Pain relief started within a few days of intake and was almost complete within 10 days. Two acute herpes zoster with manifestations including trigeminal nerve ophthalmia (both 74 years old), lower body zoster (70 years old), herpes zoster oticus (17 years old), and leg herpes (28 years old), responded quickly to treatment and no patient developed post-herpetic neuralgia (PHN) after more than one year of follow-up.


Zhao H, Zhang Q, Zhao L, Huang X, Wang J, Kang X. “Spore Powder Of Ganoderma Lucidum Improves Cancer-Related Fatigue In Breast Cancer Patients Undergoing Endocrine Therapy: A Pilot Clinical Trial.” 2012

Hijikata Y, Yasuhara A, Sahashi Y. “Effect Of An Herbal Formula Containing Ganoderma Lucidum On Reduction Of Herpes Zoster Pain: A Pilot Clinical Trial.” 2005



Herb Name:  Reishi

Other names:


Ling chih,

Ling chi mushroom

Latin name: Ganoderma lucidum

Family: Polyporaceae

Common part used: 

Whole plant.

Known as ling-zhi in China, this herb is the fruiting body of a mushroom.

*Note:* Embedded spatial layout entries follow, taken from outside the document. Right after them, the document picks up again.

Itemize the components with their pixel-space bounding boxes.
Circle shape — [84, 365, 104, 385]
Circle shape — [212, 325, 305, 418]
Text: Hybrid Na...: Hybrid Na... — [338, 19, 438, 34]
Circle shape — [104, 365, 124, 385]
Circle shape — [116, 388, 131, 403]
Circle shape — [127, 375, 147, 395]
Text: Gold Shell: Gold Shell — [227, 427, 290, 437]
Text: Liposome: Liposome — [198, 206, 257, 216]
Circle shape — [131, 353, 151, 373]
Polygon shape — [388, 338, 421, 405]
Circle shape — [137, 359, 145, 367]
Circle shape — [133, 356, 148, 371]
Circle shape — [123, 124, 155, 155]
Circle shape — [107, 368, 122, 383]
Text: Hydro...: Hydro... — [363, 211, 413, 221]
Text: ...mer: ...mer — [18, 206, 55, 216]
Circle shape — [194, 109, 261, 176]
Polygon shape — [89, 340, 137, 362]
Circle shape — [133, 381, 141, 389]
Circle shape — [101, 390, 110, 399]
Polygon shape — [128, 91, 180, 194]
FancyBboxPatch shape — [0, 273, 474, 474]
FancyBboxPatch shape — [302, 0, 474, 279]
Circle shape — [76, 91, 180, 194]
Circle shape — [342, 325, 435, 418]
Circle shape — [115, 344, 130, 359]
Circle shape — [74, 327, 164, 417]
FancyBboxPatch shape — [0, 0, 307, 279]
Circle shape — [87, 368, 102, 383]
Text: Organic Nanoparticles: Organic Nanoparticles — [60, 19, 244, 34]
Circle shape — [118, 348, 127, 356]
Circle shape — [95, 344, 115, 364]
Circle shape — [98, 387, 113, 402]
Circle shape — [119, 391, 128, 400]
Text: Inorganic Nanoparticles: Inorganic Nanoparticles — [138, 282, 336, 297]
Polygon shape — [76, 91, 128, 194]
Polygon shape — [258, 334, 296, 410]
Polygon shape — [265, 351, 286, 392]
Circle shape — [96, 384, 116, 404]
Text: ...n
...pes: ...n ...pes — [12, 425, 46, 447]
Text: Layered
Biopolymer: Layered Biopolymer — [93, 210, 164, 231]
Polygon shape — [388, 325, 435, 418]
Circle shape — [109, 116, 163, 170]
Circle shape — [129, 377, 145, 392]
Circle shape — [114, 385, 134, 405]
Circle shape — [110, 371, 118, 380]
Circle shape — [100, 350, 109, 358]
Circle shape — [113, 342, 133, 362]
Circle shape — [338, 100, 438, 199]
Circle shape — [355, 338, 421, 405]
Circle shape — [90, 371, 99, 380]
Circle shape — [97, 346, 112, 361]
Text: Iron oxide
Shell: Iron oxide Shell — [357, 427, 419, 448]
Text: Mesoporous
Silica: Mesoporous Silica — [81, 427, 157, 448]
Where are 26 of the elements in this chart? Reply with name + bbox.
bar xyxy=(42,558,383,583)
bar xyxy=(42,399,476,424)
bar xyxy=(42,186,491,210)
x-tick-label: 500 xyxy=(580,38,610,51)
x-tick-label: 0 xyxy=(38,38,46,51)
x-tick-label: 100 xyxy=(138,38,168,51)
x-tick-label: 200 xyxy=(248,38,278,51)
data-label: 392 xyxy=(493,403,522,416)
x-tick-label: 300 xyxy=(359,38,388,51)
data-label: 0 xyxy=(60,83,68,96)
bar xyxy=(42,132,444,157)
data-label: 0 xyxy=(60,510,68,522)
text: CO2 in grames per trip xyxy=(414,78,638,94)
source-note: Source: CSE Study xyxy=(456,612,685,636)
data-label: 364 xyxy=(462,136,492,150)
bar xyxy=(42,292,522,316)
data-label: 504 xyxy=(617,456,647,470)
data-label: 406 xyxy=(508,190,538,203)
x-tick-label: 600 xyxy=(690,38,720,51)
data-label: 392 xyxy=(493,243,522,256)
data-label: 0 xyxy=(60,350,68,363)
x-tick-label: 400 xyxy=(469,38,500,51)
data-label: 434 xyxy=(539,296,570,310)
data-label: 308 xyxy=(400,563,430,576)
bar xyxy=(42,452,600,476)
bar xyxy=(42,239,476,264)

It is produced commercially in China, Japan, and the United States. In Japan it grows in the wild on plum trees, but most of the supply is cultivated.

Reishi is a polypore mushroom that is soft (when fresh), corky, and flat, with a conspicuous red-varnished, kidney-shaped cap and, depending on specimen age, white to dull brown pores underneath. It lacks gills on its underside and releases its spores through fine pores, leading to its morphological classification as a polypore.

Medicinal Uses: This medicinal mushroom has been used in Asia to increase energy, stimulate the immune system, and promote longevity for thousands of years. In Western countries reishi is thought to act as an adaptogen, or a substance that adapts itself to correct any imbalances in the body. Herbalists recommend reishi for strengthening the immune system against allergies, asthma, mushroom poisoning, and the immunosuppressant side effects of chemotherapy. Reishi reduces the amount of inflammatory histamines in the body. Studies have also shown that reishi may protect the body against some types of cancer as well. It contains compounds called ganoderic acids, which act against liver cancer, and blocks production of basic fibroblast growth factor (bFGF), a substance that can lead to the formation of fibroids of the breast and uterus.

The compounds in reishi help reduce emotional stress by inhibiting the flow of nerve impulses though the central nervous system. For hundreds of years, Eastern physicians have recommended reishi to treat chronic stress. In Japan, reishi’s dulling effect on the central nervous system has lead to its use as a treatment for severe physical pain symptoms experienced by patients with shingles and neuralgia. In addition, reishi has a long history of use to help prevent memory loss.